Isabelle a 12 ans. C’est l’aîné de sa famille. Elle habite un petit quartier de la ville de Kananga dans la province du Kasaï Central. Isabelle est entourée de ses deux petits frères, qu’elle adore. À la maison, on l’appelle « la grande ».

Isabelle cuisine bien et aide sa mère dans les tâches ménagères. Elle est obéissante, douce, discrète. Un vrai pilier dans la famille. Mais Isabelle ne va plus à l’école et reste à la maison. Elle a terminé l’école primaire et ses parents ont décidé que c’était suffisant. Depuis, Isabelle apprend à faire le ménage, à cuisiner sans rater le fufu et servir de l’eau aux visiteurs. Un jour, ses parents lui présentent un homme, un oncle paternel venu d’une autre ville. Elle l’appelle respectueusement « Tonton ».

Le pire est arrivé 

Le Tonton est souriant, toujours propre et parle fort. Il dit qu’Isabelle a bien grandi et qu’elle est jolie. Pour lui, la fille est prête à être « femme ». Il parle même de verser la dot en riant. Comme si c’était une blague.
Le Tonton revient souvent à la maison d’Isabelle. L’enfant ne percute pas. Et parfois, le Tonton passe à la maison même quand les parents d’Isabelle sont absents. Il sait qu’Isabelle est toujours là, seule. Isabelle le salue et fait semblant d’être à l’aise.
Mais au fond d’elle, quelque chose l’inquiète. Elle n’aime pas la façon dont le Tonton la regarde. Un après-midi, il fait chaud. Les petits enfants jouent chez les voisins. Isabelle est seule. Tonton arrive. Il pousse la porte et entre dans la maison sans frapper à la porte.
Isabelle est en face. Le Tonton avance d’un pas. Isabelle prend peur et recule. Le Tonton avance encore pour être plus proche de la fille. Il pose ses mains là où il ne devrait pas. Isabelle veut crier, mais aucun son ne sort de sa bouche. Ce jour-là, le Tonton viole l’enfant dans la maison même où elle a grandi. Avant de partir, il se penche vers Isabelle, le regard sévère et menaçant : « si tu parles, je te tue ». Il se relève et s’en va, comme s’il ne s’était rien passé. Isabelle reste allongée sur le sol. Elle est perdue et brisée. Son est en lambeau. Isabelle sait bien que le Tonton reviendra. Elle a peur… L’histoire d’Isabelle est une histoire fictive. Mais je sais qu’il y a des enfants qui l’ont vécu.
Et cette histoire est le début du plaidoyer que mes amis et moi avons lu à la célébration de la journée de l’enfant africain, le 16 juin à Kinshasa. Je le lis avec émotion. Pour moi, ce n’est pas la première fois de lire ou d’entendre une telle histoire. Pourtant, cette fois, c’est différent. Je m’appelle Faveur Maniku et je suis enfant reporter de Kinshasa.

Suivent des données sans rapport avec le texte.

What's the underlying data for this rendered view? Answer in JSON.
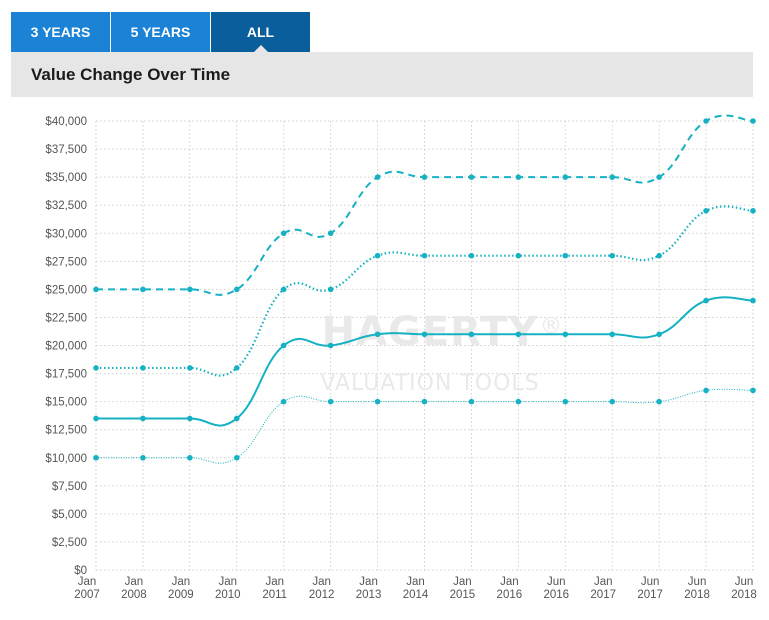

Nous sommes toutes comme Isabelle

En lisant l’histoire d’Isabelle, je suis émue. En fait, je me retrouve beaucoup dans l’histoire d’Isabelle. Je pense que plusieurs filles vont aussi s’y retrouver. Je n’ai pas été violée comme Isabelle. Mais autour de moi, j’ai parfois le même sentiment de peur qu’Isabelle face au regard de son Tonton. Lorsqu’on est une fille et qu’on grandit, on apprend à supporter certains commentaires sur notre corps, certains regards indélicats qui vous déshabillent littéralement. On se sent bizarre. Comme Isabelle, beaucoup de jeunes filles sont exposées à des commentaires déplacés. Et nous devons les supporter. Ceux qui le font ne se posent aucune question. Sur la route, je me sens gênée par certains regards que je surprends. Il y a des paroles et parfois des gestes déplacés. Il faut supporter sans rien dire pour faire preuve de bonne éducation.
Lorsque je parle d’Isabelle dans la salle, j’ai un peu de mal à rester concentrée. J’ai du mal à bien voir à cause des lumières. Même avec mes lunettes, j’ai du mal à voir. Heureusement que je connais mon texte par cœur. L’émotion me prend suffisamment autour de l’histoire d’Isabelle parce que je sais qu’il y a des filles qui sont passées par là. Après le mot de plaidoyer, je remarque une chose : les autorités sont touchées. Elles sont émues. Pour moi, le pari est remporté. Je suis rentrée à la maison en paix, heureuse d’avoir passé le message des enfants auprès de ceux qui décident. Comment protéger les enfants comme Isabelle d’un homme comme ce Tonton ?
J’espère qu’il n’y aura plus d’autres Isabelle, victimes des violences.